Coinbase has resumed user registrations in India after more than two years, marking the company’s first return to the Indian market, which it abruptly exited in 2023 amid regulatory friction over payments rails.
Asia Pacific director John O’Loghlen said at last week’s India Blockchain Week that the exchange is once again allowing new registrations and cryptocurrency trading, with plans to reintroduce fiat onboarding next year.
The move comes after a long standoff sparked in 2022, when Coinbase launched in India with support for the country’s Unified Payments Interface (UPI), only to withdraw the feature within days after the network operator publicly refused to recognize the exchange.
Coinbase later halted services entirely, shutting down millions of Indian users and shutting down local access while it reassessed regulatory risks.
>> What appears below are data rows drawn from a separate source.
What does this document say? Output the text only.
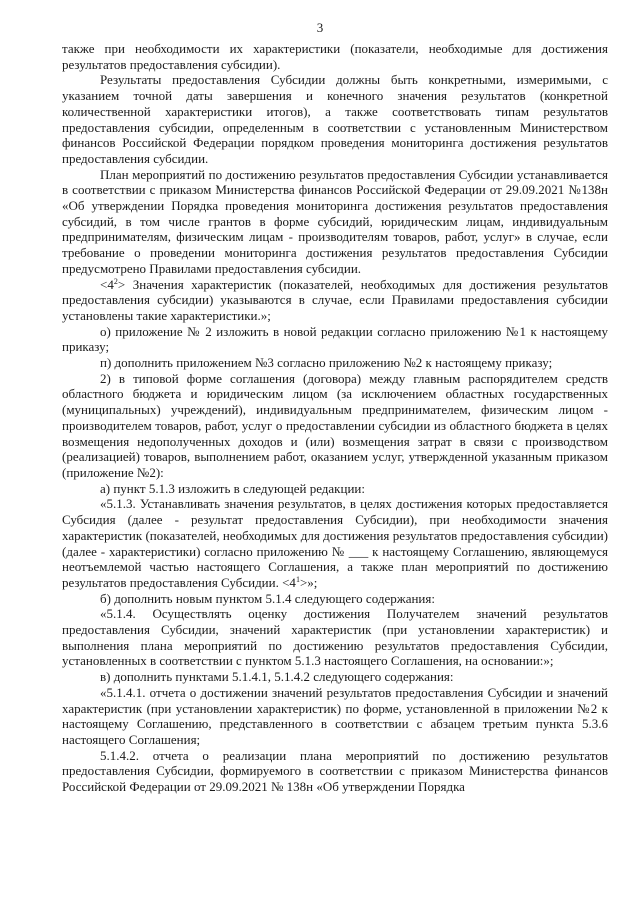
3

также при необходимости их характеристики (показатели, необходимые для достижения результатов предоставления субсидии).

Результаты предоставления Субсидии должны быть конкретными, измеримыми, с указанием точной даты завершения и конечного значения результатов (конкретной количественной характеристики итогов), а также соответствовать типам результатов предоставления субсидии, определенным в соответствии с установленным Министерством финансов Российской Федерации порядком проведения мониторинга достижения результатов предоставления субсидии.

План мероприятий по достижению результатов предоставления Субсидии устанавливается в соответствии с приказом Министерства финансов Российской Федерации от 29.09.2021 №138н «Об утверждении Порядка проведения мониторинга достижения результатов предоставления субсидий, в том числе грантов в форме субсидий, юридическим лицам, индивидуальным предпринимателям, физическим лицам - производителям товаров, работ, услуг» в случае, если требование о проведении мониторинга достижения результатов предоставления Субсидии предусмотрено Правилами предоставления субсидии.

$<4^2>$ Значения характеристик (показателей, необходимых для достижения результатов предоставления субсидии) указываются в случае, если Правилами предоставления субсидии установлены такие характеристики.»;

о) приложение № 2 изложить в новой редакции согласно приложению №1 к настоящему приказу;

п) дополнить приложением №3 согласно приложению №2 к настоящему приказу;

2) в типовой форме соглашения (договора) между главным распорядителем средств областного бюджета и юридическим лицом (за исключением областных государственных (муниципальных) учреждений), индивидуальным предпринимателем, физическим лицом - производителем товаров, работ, услуг о предоставлении субсидии из областного бюджета в целях возмещения недополученных доходов и (или) возмещения затрат в связи с производством (реализацией) товаров, выполнением работ, оказанием услуг, утвержденной указанным приказом (приложение №2):

а) пункт 5.1.3 изложить в следующей редакции:

«5.1.3. Устанавливать значения результатов, в целях достижения которых предоставляется Субсидия (далее - результат предоставления Субсидии), при необходимости значения характеристик (показателей, необходимых для достижения результатов предоставления субсидии) (далее - характеристики) согласно приложению № ___ к настоящему Соглашению, являющемуся неотъемлемой частью настоящего Соглашения, а также план мероприятий по достижению результатов предоставления Субсидии. $<4^1>$»;

б) дополнить новым пунктом 5.1.4 следующего содержания:

«5.1.4. Осуществлять оценку достижения Получателем значений результатов предоставления Субсидии, значений характеристик (при установлении характеристик) и выполнения плана мероприятий по достижению результатов предоставления Субсидии, установленных в соответствии с пунктом 5.1.3 настоящего Соглашения, на основании:»;

в) дополнить пунктами 5.1.4.1, 5.1.4.2 следующего содержания:

«5.1.4.1. отчета о достижении значений результатов предоставления Субсидии и значений характеристик (при установлении характеристик) по форме, установленной в приложении №2 к настоящему Соглашению, представленного в соответствии с абзацем третьим пункта 5.3.6 настоящего Соглашения;

5.1.4.2. отчета о реализации плана мероприятий по достижению результатов предоставления Субсидии, формируемого в соответствии с приказом Министерства финансов Российской Федерации от 29.09.2021 № 138н «Об утверждении Порядка
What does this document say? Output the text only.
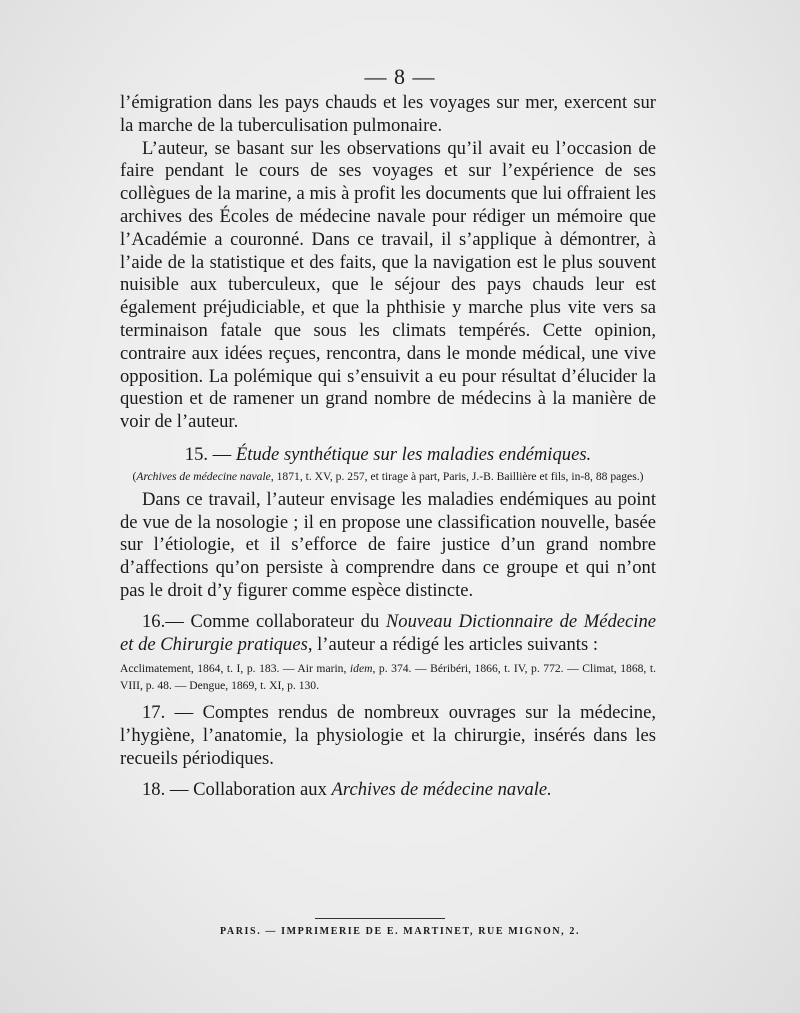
— 8 —

l’émigration dans les pays chauds et les voyages sur mer, exercent sur la marche de la tuberculisation pulmonaire.

L’auteur, se basant sur les observations qu’il avait eu l’occasion de faire pendant le cours de ses voyages et sur l’expérience de ses collègues de la marine, a mis à profit les documents que lui offraient les archives des Écoles de médecine navale pour rédiger un mémoire que l’Académie a couronné. Dans ce travail, il s’applique à démontrer, à l’aide de la statistique et des faits, que la navigation est le plus souvent nuisible aux tuberculeux, que le séjour des pays chauds leur est également préjudiciable, et que la phthisie y marche plus vite vers sa terminaison fatale que sous les climats tempérés. Cette opinion, contraire aux idées reçues, rencontra, dans le monde médical, une vive opposition. La polémique qui s’ensuivit a eu pour résultat d’élucider la question et de ramener un grand nombre de médecins à la manière de voir de l’auteur.

15. — Étude synthétique sur les maladies endémiques.

(Archives de médecine navale, 1871, t. XV, p. 257, et tirage à part, Paris, J.-B. Baillière et fils, in-8, 88 pages.)

Dans ce travail, l’auteur envisage les maladies endémiques au point de vue de la nosologie ; il en propose une classification nouvelle, basée sur l’étiologie, et il s’efforce de faire justice d’un grand nombre d’affections qu’on persiste à comprendre dans ce groupe et qui n’ont pas le droit d’y figurer comme espèce distincte.

16.— Comme collaborateur du Nouveau Dictionnaire de Médecine et de Chirurgie pratiques, l’auteur a rédigé les articles suivants :

Acclimatement, 1864, t. I, p. 183. — Air marin, idem, p. 374. — Béribéri, 1866, t. IV, p. 772. — Climat, 1868, t. VIII, p. 48. — Dengue, 1869, t. XI, p. 130.

17. — Comptes rendus de nombreux ouvrages sur la médecine, l’hygiène, l’anatomie, la physiologie et la chirurgie, insérés dans les recueils périodiques.

18. — Collaboration aux Archives de médecine navale.

PARIS. — IMPRIMERIE DE E. MARTINET, RUE MIGNON, 2.
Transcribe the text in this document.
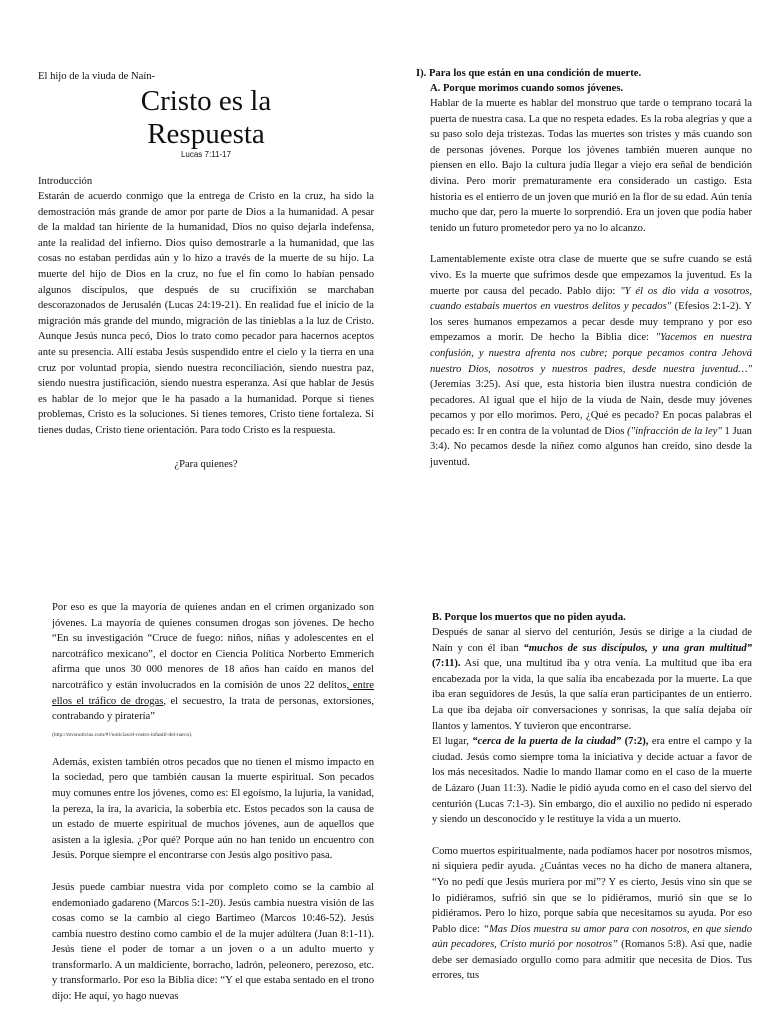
El hijo de la viuda de Naín-
Cristo es la
Respuesta
Lucas 7:11-17
Introducción

Estarán de acuerdo conmigo que la entrega de Cristo en la cruz, ha sido la demostración más grande de amor por parte de Dios a la humanidad. A pesar de la maldad tan hiriente de la humanidad, Dios no quiso dejarla indefensa, ante la realidad del infierno. Dios quiso demostrarle a la humanidad, que las cosas no estaban perdidas aún y lo hizo a través de la muerte de su hijo. La muerte del hijo de Dios en la cruz, no fue el fin como lo habían pensado algunos discípulos, que después de su crucifixión se marchaban descorazonados de Jerusalén (Lucas 24:19-21). En realidad fue el inicio de la migración más grande del mundo, migración de las tinieblas a la luz de Cristo. Aunque Jesús nunca pecó, Dios lo trato como pecador para hacernos aceptos ante su presencia. Allí estaba Jesús suspendido entre el cielo y la tierra en una cruz por voluntad propia, siendo nuestra reconciliación, siendo nuestra paz, siendo nuestra justificación, siendo nuestra esperanza. Así que hablar de Jesús es hablar de lo mejor que le ha pasado a la humanidad. Porque si tienes problemas, Cristo es la soluciones. Si tienes temores, Cristo tiene fortaleza. Si tienes dudas, Cristo tiene orientación. Para todo Cristo es la respuesta.

¿Para quienes?
I). Para los que están en una condición de muerte.
A. Porque morimos cuando somos jóvenes.

Hablar de la muerte es hablar del monstruo que tarde o temprano tocará la puerta de nuestra casa. La que no respeta edades. Es la roba alegrías y que a su paso solo deja tristezas. Todas las muertes son tristes y más cuando son de personas jóvenes. Porque los jóvenes también mueren aunque no piensen en ello. Bajo la cultura judía llegar a viejo era señal de bendición divina. Pero morir prematuramente era considerado un castigo. Esta historia es el entierro de un joven que murió en la flor de su edad. Aún tenía mucho que dar, pero la muerte lo sorprendió. Era un joven que podía haber tenido un futuro prometedor pero ya no lo alcanzo.

Lamentablemente existe otra clase de muerte que se sufre cuando se está vivo. Es la muerte que sufrimos desde que empezamos la juventud. Es la muerte por causa del pecado. Pablo dijo: "Y él os dio vida a vosotros, cuando estabais muertos en vuestros delitos y pecados" (Efesios 2:1-2). Y los seres humanos empezamos a pecar desde muy temprano y por eso empezamos a morir. De hecho la Biblia dice: "Yacemos en nuestra confusión, y nuestra afrenta nos cubre; porque pecamos contra Jehová nuestro Dios, nosotros y nuestros padres, desde nuestra juventud…" (Jeremías 3:25). Así que, esta historia bien ilustra nuestra condición de pecadores. Al igual que el hijo de la viuda de Naín, desde muy jóvenes pecamos y por ello morimos. Pero, ¿Qué es pecado? En pocas palabras el pecado es: Ir en contra de la voluntad de Dios ("infracción de la ley" 1 Juan 3:4). No pecamos desde la niñez como algunos han creído, sino desde la juventud.

Por eso es que la mayoría de quienes andan en el crimen organizado son jóvenes. La mayoría de quienes consumen drogas son jóvenes. De hecho “En su investigación “Cruce de fuego: niños, niñas y adolescentes en el narcotráfico mexicano”, el doctor en Ciencia Política Norberto Emmerich afirma que unos 30 000 menores de 18 años han caído en manos del narcotráfico y están involucrados en la comisión de unos 22 delitos, entre ellos el tráfico de drogas, el secuestro, la trata de personas, extorsiones, contrabando y piratería”

(http://mvsnoticias.com/#!/noticias/el-rostro-infantil-del-narco).

Además, existen también otros pecados que no tienen el mismo impacto en la sociedad, pero que también causan la muerte espiritual. Son pecados muy comunes entre los jóvenes, como es: El egoísmo, la lujuria, la vanidad, la pereza, la ira, la avaricia, la soberbia etc. Estos pecados son la causa de un estado de muerte espiritual de muchos jóvenes, aun de aquellos que asisten a la iglesia. ¿Por qué? Porque aún no han tenido un encuentro con Jesús. Porque siempre el encontrarse con Jesús algo positivo pasa.

Jesús puede cambiar nuestra vida por completo como se la cambio al endemoniado gadareno (Marcos 5:1-20). Jesús cambia nuestra visión de las cosas como se la cambio al ciego Bartimeo (Marcos 10:46-52). Jesús cambia nuestro destino como cambio el de la mujer adúltera (Juan 8:1-11). Jesús tiene el poder de tomar a un joven o a un adulto muerto y transformarlo. A un maldiciente, borracho, ladrón, peleonero, perezoso, etc. y transformarlo. Por eso la Biblia dice: “Y el que estaba sentado en el trono dijo: He aquí, yo hago nuevas

B. Porque los muertos que no piden ayuda.

Después de sanar al siervo del centurión, Jesús se dirige a la ciudad de Naín y con él iban “muchos de sus discípulos, y una gran multitud” (7:11). Así que, una multitud iba y otra venía. La multitud que iba era encabezada por la vida, la que salía iba encabezada por la muerte. La que iba eran seguidores de Jesús, la que salía eran participantes de un entierro. La que iba dejaba oír conversaciones y sonrisas, la que salía dejaba oír llantos y lamentos. Y tuvieron que encontrarse.

El lugar, “cerca de la puerta de la ciudad” (7:2), era entre el campo y la ciudad. Jesús como siempre toma la iniciativa y decide actuar a favor de los más necesitados. Nadie lo mando llamar como en el caso de la muerte de Lázaro (Juan 11:3). Nadie le pidió ayuda como en el caso del siervo del centurión (Lucas 7:1-3). Sin embargo, dio el auxilio no pedido ni esperado y siendo un desconocido y le restituye la vida a un muerto.

Como muertos espiritualmente, nada podíamos hacer por nosotros mismos, ni siquiera pedir ayuda. ¿Cuántas veces no ha dicho de manera altanera, “Yo no pedí que Jesús muriera por mí”? Y es cierto, Jesús vino sin que se lo pidiéramos, sufrió sin que se lo pidiéramos, murió sin que se lo pidiéramos. Pero lo hizo, porque sabía que necesitamos su ayuda. Por eso Pablo dice: “Mas Dios muestra su amor para con nosotros, en que siendo aún pecadores, Cristo murió por nosotros” (Romanos 5:8). Así que, nadie debe ser demasiado orgullo como para admitir que necesita de Dios. Tus errores, tus
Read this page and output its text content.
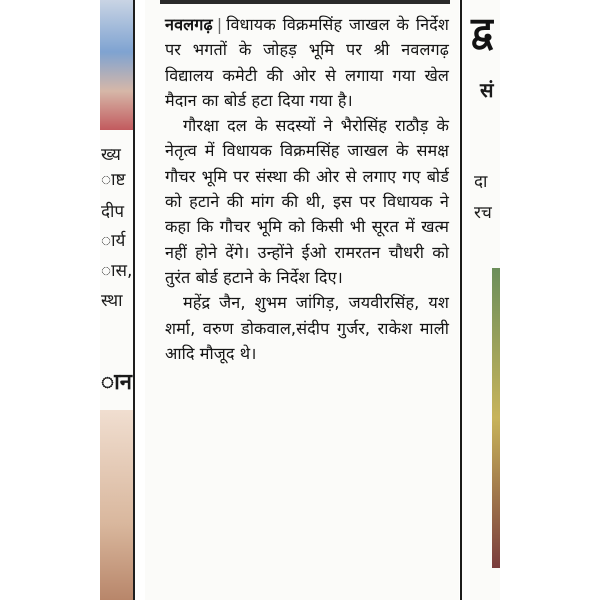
ख्य
ाष्ट
दीप
ार्य
ास,
स्था
ान
द्व
सं
दा
रच

नवलगढ़ | विधायक विक्रमसिंह जाखल के निर्देश पर भगतों के जोहड़ भूमि पर श्री नवलगढ़ विद्यालय कमेटी की ओर से लगाया गया खेल मैदान का बोर्ड हटा दिया गया है।

गौरक्षा दल के सदस्यों ने भैरोसिंह राठौड़ के नेतृत्व में विधायक विक्रमसिंह जाखल के समक्ष गौचर भूमि पर संस्था की ओर से लगाए गए बोर्ड को हटाने की मांग की थी, इस पर विधायक ने कहा कि गौचर भूमि को किसी भी सूरत में खत्म नहीं होने देंगे। उन्होंने ईओ रामरतन चौधरी को तुरंत बोर्ड हटाने के निर्देश दिए।

महेंद्र जैन, शुभम जांगिड़, जयवीरसिंह, यश शर्मा, वरुण डोकवाल,संदीप गुर्जर, राकेश माली आदि मौजूद थे।
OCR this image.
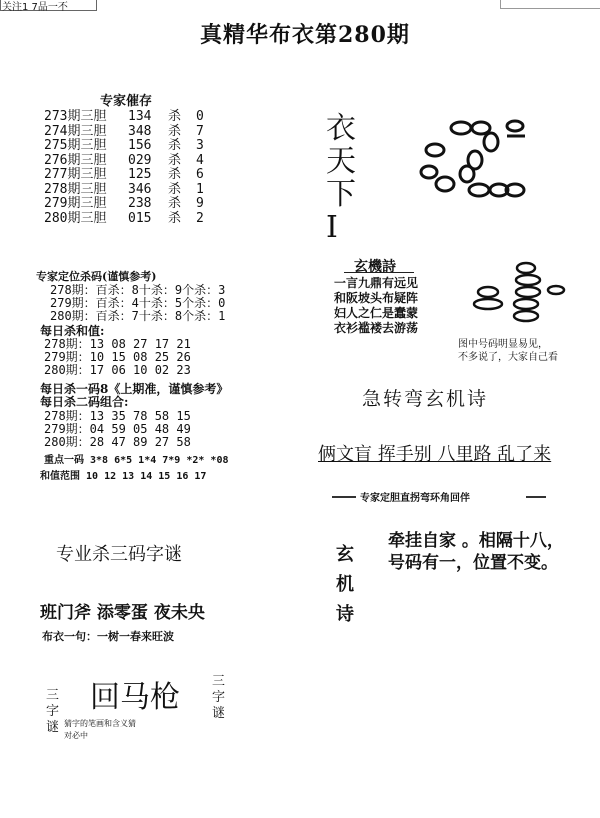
关注1 7品一不
真精华布衣第280期
专家催存
273期三胆 134 杀 0
274期三胆 348 杀 7
275期三胆 156 杀 3
276期三胆 029 杀 4
277期三胆 125 杀 6
278期三胆 346 杀 1
279期三胆 238 杀 9
280期三胆 015 杀 2
专家定位杀码(谨慎参考)
278期：百杀：8十杀：9个杀：3
279期：百杀：4十杀：5个杀：0
280期：百杀：7十杀：8个杀：1
每日杀和值:
278期：13 08 27 17 21
279期：10 15 08 25 26
280期：17 06 10 02 23
每日杀一码8《上期准，谨慎参考》
每日杀二码组合:
278期：13 35 78 58 15
279期：04 59 05 48 49
280期：28 47 89 27 58
重点一码 3*8 6*5 1*4 7*9 *2* *08
和值范围 10 12 13 14 15 16 17
专业杀三码字谜
班门斧 添零蛋 夜未央
布衣一句：一树一春来旺波
三字谜
回马枪 三字谜
猜字的笔画和含义猜
对必中
衣天下I
玄機詩
一言九鼎有远见
和阪坡头布疑阵
妇人之仁是蠢蒙
衣衫褴褛去游荡
图中号码明显易见，
不多说了，大家自己看
急转弯玄机诗
俩文盲 挥手别 八里路 乱了来
专家定胆直拐弯环角回伴
玄机诗
牵挂自家 。相隔十八，
号码有一，位置不变。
Olorun said the company chose a “start from scratch” approach and began working directly with the financial intelligence unit of the agency responsible for monitoring digital asset transactions. Coinbase completed FIU registration earlier this year and began accepting users through an early access program in October.
The app is now widely available, but trading is still limited to cryptocurrency pairs until fiat currencies return.
India remains one of the most difficult major markets for exchanges to operate in due to a 30% flat tax on cryptocurrency gains, a ban on loss offsets, and a 1% transaction tax that dampens trading volumes.
Despite regulatory uncertainty, Coinbase continues to invest in the country. Its venture capital arm recently increased its stake in local exchange CoinDCX at a $2.45 billion valuation, and the company plans to expand its workforce of more than 500 Indian employees across domestic and global product lines.